Aimee Mann's Save Me is a haunting song, and you REALLY should see the movie. Cruise is an idiot, but is fantastic in this particular role. Happy Thanksgiving, Holly!


Mister Pleasant said...

What Uncle E said.... times two. Magnolia is a beautiful sprawling epic. I dislike Mr. Cruise but in this instance his performance is riveting. And the Aimee Mann soundtrack is so much more than just the wonderful Save Me. Do not watch the video for Wise Up - an even better song, but see the movie instead and how it pulls all of the threads together before the awesome final act.

Holly A Hughes said...

Hmmmm....Netflixing it NOW!

Betty C. said...

OMG, Holly, I am so out of the blogging scene. But I wanted to tell you I took my daughters (17 and 19 yrs old) to see Ray Davies at the legendary Olympia concert hall on October 31st.
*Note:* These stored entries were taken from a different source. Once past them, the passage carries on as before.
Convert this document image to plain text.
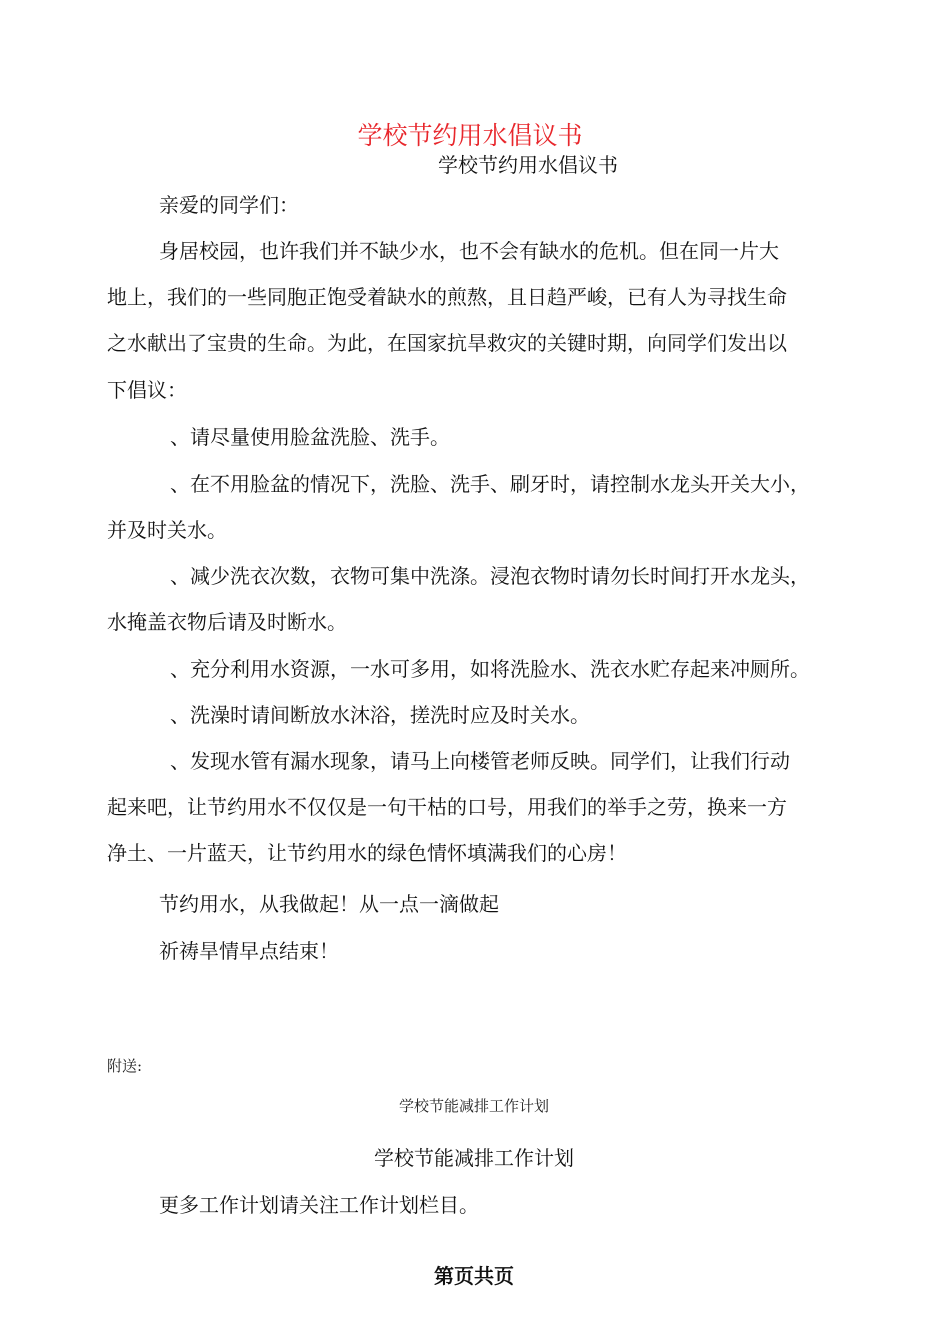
学校节约用水倡议书
学校节约用水倡议书
亲爱的同学们：
身居校园，也许我们并不缺少水，也不会有缺水的危机。但在同一片大
地上，我们的一些同胞正饱受着缺水的煎熬，且日趋严峻，已有人为寻找生命
之水献出了宝贵的生命。为此，在国家抗旱救灾的关键时期，向同学们发出以
下倡议：
、请尽量使用脸盆洗脸、洗手。
、在不用脸盆的情况下，洗脸、洗手、刷牙时，请控制水龙头开关大小，
并及时关水。
、减少洗衣次数，衣物可集中洗涤。浸泡衣物时请勿长时间打开水龙头，
水掩盖衣物后请及时断水。
、充分利用水资源，一水可多用，如将洗脸水、洗衣水贮存起来冲厕所。
、洗澡时请间断放水沐浴，搓洗时应及时关水。
、发现水管有漏水现象，请马上向楼管老师反映。同学们，让我们行动
起来吧，让节约用水不仅仅是一句干枯的口号，用我们的举手之劳，换来一方
净土、一片蓝天，让节约用水的绿色情怀填满我们的心房！
节约用水，从我做起！从一点一滴做起
祈祷旱情早点结束！
附送:
学校节能减排工作计划
学校节能减排工作计划
更多工作计划请关注工作计划栏目。
第页共页
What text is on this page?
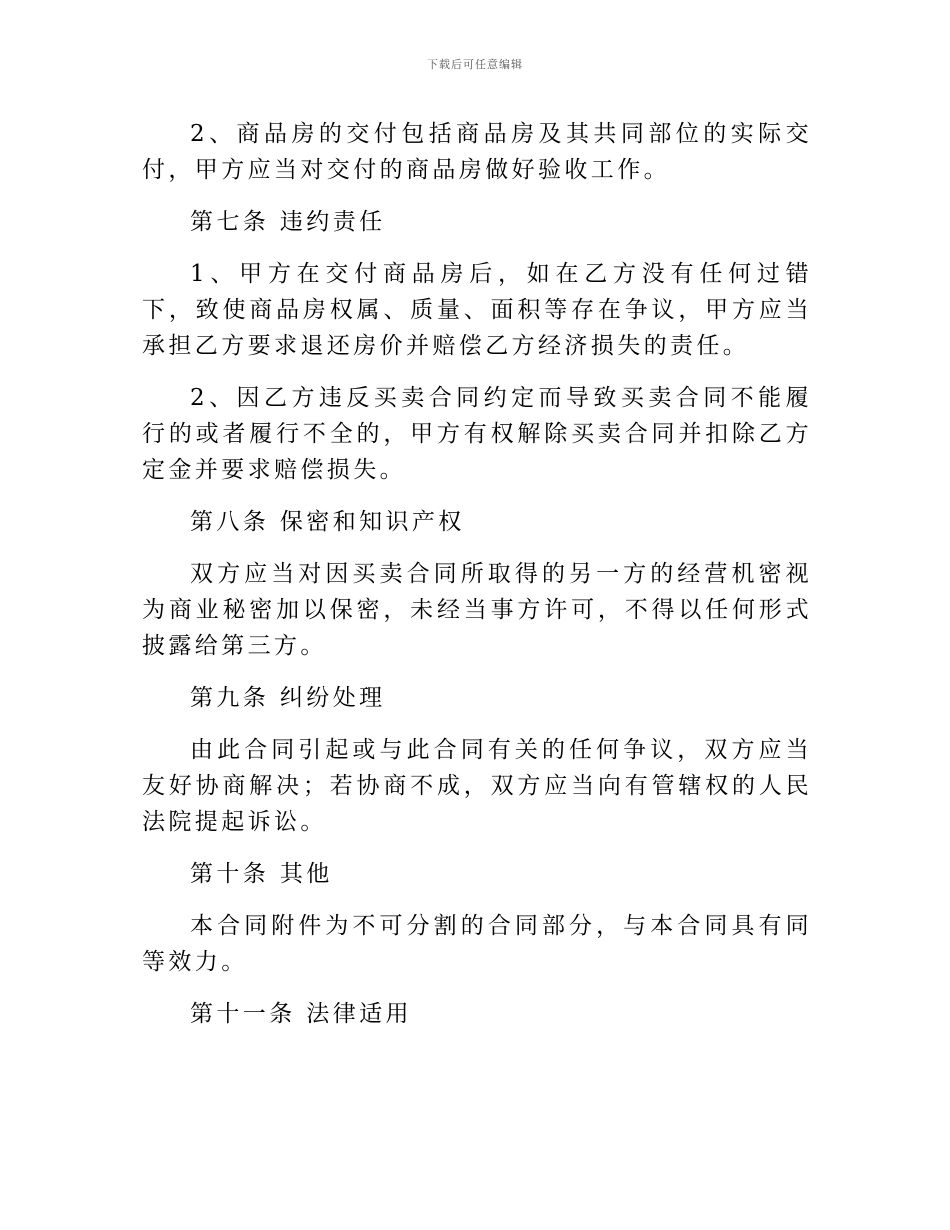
下载后可任意编辑

2、商品房的交付包括商品房及其共同部位的实际交付，甲方应当对交付的商品房做好验收工作。

第七条 违约责任

1、甲方在交付商品房后，如在乙方没有任何过错下，致使商品房权属、质量、面积等存在争议，甲方应当承担乙方要求退还房价并赔偿乙方经济损失的责任。

2、因乙方违反买卖合同约定而导致买卖合同不能履行的或者履行不全的，甲方有权解除买卖合同并扣除乙方定金并要求赔偿损失。

第八条 保密和知识产权

双方应当对因买卖合同所取得的另一方的经营机密视为商业秘密加以保密，未经当事方许可，不得以任何形式披露给第三方。

第九条 纠纷处理

由此合同引起或与此合同有关的任何争议，双方应当友好协商解决；若协商不成，双方应当向有管辖权的人民法院提起诉讼。

第十条 其他

本合同附件为不可分割的合同部分，与本合同具有同等效力。

第十一条 法律适用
It was unforgettable, moving, of the high points of my life, really, seeing Ray with my girls who loved the concert as much as I did.

We were so lucky because he later cancelled his East Coast US dates, as you probably know.

Take care!

Anonymous said...

One of the minor characters, perhaps worthy of Dickens, in the HBO series, "Bored To Death," has to be the lush (played by Kristen Wiig) bar babe shacked up with Zach Galifianakis's (easy for you to spell) character. The fact that this dame is attracted at all to Zach (The Unsavory One) strongly supports the "no accounting for taste" thesis.

...and now Brooklyn is the tony place to live.

My mother would tell stories about when she lived in Red Hook (Van Brunt St) she and her nine Irish siblings would share three beds in a cold water flat and listen to the rats scurry above them in the ceiling.

And years later in the early 60's we'd take a bus from Saugerties every Easter to visit my grandmother in her Park Slope brownstone. It was a n i c e house, but a house to live in, not an investement, not something to
be coveted by those who could not afford to live there. Now Brooklyn is like Manhattan East.

...such a life. And as I think back to how much my positive boyhood memories of the place have changed, I can only quote late twentieth century American philosopher Lou Reed when he wrote, "Those were different times, the poets studied rules of verse, and all the ladies rolled their eyes."